Xtreme Compression's Proprietary Compression Methods
ATTRIBUTE VECTOR CODING
Attribute vector coding is a tuple-oriented vector transform method for compressing database tables. It breaks new ground by capturing and exploiting the innumerable relationships, functional dependencies, and statistical correlations in data without having to solve the intractable problem of explicitly identifying and defining them. It achieves unequaled compression because it systematically models data at the highest levels of abstraction, across dimensions and data types. That makes it far less subject than conventional methods to compressibility limits imposed by information theory.
The compression process comprises three distinct functions that are largely independent but operate concurrently. They are the ingestion of source data at the input, the production of compressed data at the output, and the management of the prediction context in between. That separation provides autonomy, a valuable asset during algorithm design and optimization.
Attribute vector coding recovers an empirical understanding of the processes that created the data and then strives to emulate them through functions embodied in software and codified in data. To that end, it captures and exploits prior knowledge regardless of whether that knowledge can be explicitly defined. From that, it computes structured predictions of field values, and expresses them through a system of functions and coefficients. Those functions, together with degenerated canonical Huffman codes that encode them, decorrelate across dimensions and data types simultaneously, thereby exploiting inter-tuple and intra-tuple interrelationships.
Of course, the theoretical advantages would all be for nought were attribute vector coding not cost-effective to use. That is why one other aspect is vital: flexibility. It is why attribute vector coding, when used together with wordencoding, can systematically accommodate table data regardless of data type, cardinality, skew, sparsity, or field width. That systematization minimizes the number of discrete methods needed to be implemented, optimized, and maintained, making attribute vector coding, above all, practical.
Repopulation is a structural method for compressing monotonic integer sequences in hash tables and similar data structures. It populates table locations that would otherwise be unused with subsequences that would otherwise occupy memory.
Repopulation, unlike almost every other lossless compression method, is not a replacement scheme. Instead, it is transpositional and mechanistic, works like a chess-playing automaton, and employs no information-theoretic concepts. Repopulation combines the access speed of a low load factor with the table compactness of a high one, avoiding that historical compromise.
Superpopulation is a variable-to-variable-length algorithm targeting index tables, lists, arrays, and the like. It systematically accommodates wide local variations in data statistics. Superpopulation is used by itself and together with repopulation.

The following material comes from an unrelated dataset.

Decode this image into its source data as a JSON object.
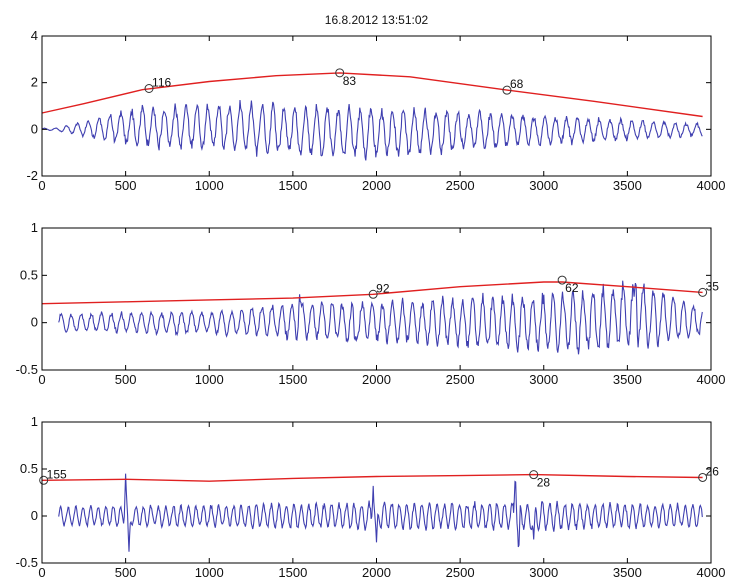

Superpopulation recognizes that distributions of values in access data structures generally have areas of high and low correlation. It works by classifying each such area as a particular target type, and then applies a target type-specific encoding method to each.
Wordencoding is a 0-order variable-to-variable-length algorithm for compressing text strings in database table record fields. It achieves compression close to the 0-order source entropy without sacrificing speed by maximizing combined data locality over compressed record fields and access data structures. Wordencoding deals explicitly with the data's correlational structure by recognizing that redundancy in text strings exists at multiple levels of granularity.